Of these, 49% were male and 51% female. The number of men was up by 3,490 and females by 3,110 in the last year.

The overall figure has steadily risen every year, from 184,860 in 2011. It means that in a population of 1.8 million, more than one in nine is now receiving the disability benefit. This compares to just over one in 20 in Britain.

The latest figures from the Department of Communities do not break down claimants by area, but last year west Belfast had a higher proportion than anywhere else in Northern Ireland - with one in five people claiming the benefit.

DLA is a tax-free benefit for disabled children and adults to help with extra costs they may face because they are disabled. Claimants are often examined by a doctor before they gain the benefit, and if they require a carer, that person may be entitled to claim Carer's Allowance or Carer's Credit.
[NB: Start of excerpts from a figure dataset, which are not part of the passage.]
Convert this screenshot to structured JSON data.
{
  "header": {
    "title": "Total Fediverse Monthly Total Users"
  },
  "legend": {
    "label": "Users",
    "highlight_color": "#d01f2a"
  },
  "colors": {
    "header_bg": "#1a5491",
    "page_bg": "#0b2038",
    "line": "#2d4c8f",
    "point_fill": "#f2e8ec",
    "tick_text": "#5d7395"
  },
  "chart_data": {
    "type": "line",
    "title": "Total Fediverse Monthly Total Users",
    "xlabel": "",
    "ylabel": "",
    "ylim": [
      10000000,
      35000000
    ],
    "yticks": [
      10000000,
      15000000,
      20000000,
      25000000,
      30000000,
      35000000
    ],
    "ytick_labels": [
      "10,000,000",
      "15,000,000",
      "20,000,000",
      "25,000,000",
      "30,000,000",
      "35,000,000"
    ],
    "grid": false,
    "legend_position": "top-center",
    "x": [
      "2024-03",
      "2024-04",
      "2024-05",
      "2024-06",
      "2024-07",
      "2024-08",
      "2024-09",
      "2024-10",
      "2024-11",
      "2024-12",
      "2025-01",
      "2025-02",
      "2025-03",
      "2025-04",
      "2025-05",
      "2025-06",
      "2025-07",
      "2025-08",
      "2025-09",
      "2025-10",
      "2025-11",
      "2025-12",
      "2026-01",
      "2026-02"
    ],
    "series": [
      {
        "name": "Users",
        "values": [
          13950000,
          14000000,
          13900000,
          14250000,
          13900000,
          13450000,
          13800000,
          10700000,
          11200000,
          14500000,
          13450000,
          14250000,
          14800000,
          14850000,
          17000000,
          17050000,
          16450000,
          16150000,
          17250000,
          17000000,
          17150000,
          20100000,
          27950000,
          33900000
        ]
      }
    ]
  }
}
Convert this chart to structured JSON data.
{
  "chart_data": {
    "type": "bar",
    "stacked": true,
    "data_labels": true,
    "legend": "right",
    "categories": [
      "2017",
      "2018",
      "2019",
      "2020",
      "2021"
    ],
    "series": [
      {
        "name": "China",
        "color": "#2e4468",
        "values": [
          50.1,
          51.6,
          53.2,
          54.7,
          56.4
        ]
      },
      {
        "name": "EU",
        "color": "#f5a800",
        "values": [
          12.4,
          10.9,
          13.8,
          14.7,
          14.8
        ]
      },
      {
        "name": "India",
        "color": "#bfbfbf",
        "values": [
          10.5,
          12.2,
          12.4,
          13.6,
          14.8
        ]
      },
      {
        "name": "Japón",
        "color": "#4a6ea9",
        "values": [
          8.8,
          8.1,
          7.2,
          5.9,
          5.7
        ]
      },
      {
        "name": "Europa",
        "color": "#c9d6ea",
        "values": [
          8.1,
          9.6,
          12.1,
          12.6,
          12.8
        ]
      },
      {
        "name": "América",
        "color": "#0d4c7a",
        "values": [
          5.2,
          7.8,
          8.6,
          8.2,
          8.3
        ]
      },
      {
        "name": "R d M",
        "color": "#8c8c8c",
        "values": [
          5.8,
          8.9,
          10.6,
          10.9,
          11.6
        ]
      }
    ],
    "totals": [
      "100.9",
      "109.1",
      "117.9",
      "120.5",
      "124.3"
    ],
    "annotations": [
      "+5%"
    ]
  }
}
The number of Carer's Allowance claimants has also risen over the last year, to 71,220. This represents an increase of 2,050 since May 2015.

DUP MP Gregory Campbell said the increase on already high numbers of DLA claimants in Northern Ireland would be questioned and examined at both Stormont and Westminster.

"Questions need to be asked about this, not just because of an increase again in the total but because there is no uniformity," he said. "When numbers go up, normally what happens at Westminster is different MPs and civil servants will seek to establish if every region has gone up by a similar degree.

"If it hasn't - and I think in Northern Ireland this is definitely the case - that does call into question the differentiation between those who are genuinely entitled to the benefit and should continue to get the help they need, and those who are not as genuine and who are, for whatever reason, able to get a benefit that strictly speaking they should not.

"If you get to the point - which we are at in some areas - where almost 20% of the eligible population is claiming DLA when the comparable figure in England and Wales is 10%, then that is an issue."

Mr Campbell said any explanation that higher figures in Northern Ireland can be explained by the impact of the Troubles was no longer valid.

"I don't think it can seriously be argued some 20 years after the ceasefires that new claimants coming were in any way affected by the Troubles," he added.

"I think there will be questions asked about this both at Stormont and Westminster."

Some of the other figures released yesterday included a decrease in the number of Jobseeker's Allowance claimants. It was 35,560, down 5,590 over the year up to May 2016. There was also a small fall of 380 in the number of Income Support claimants, down to 38,640.

More people are in receipt of the state pension - up to 307,550, an increase of 1,180.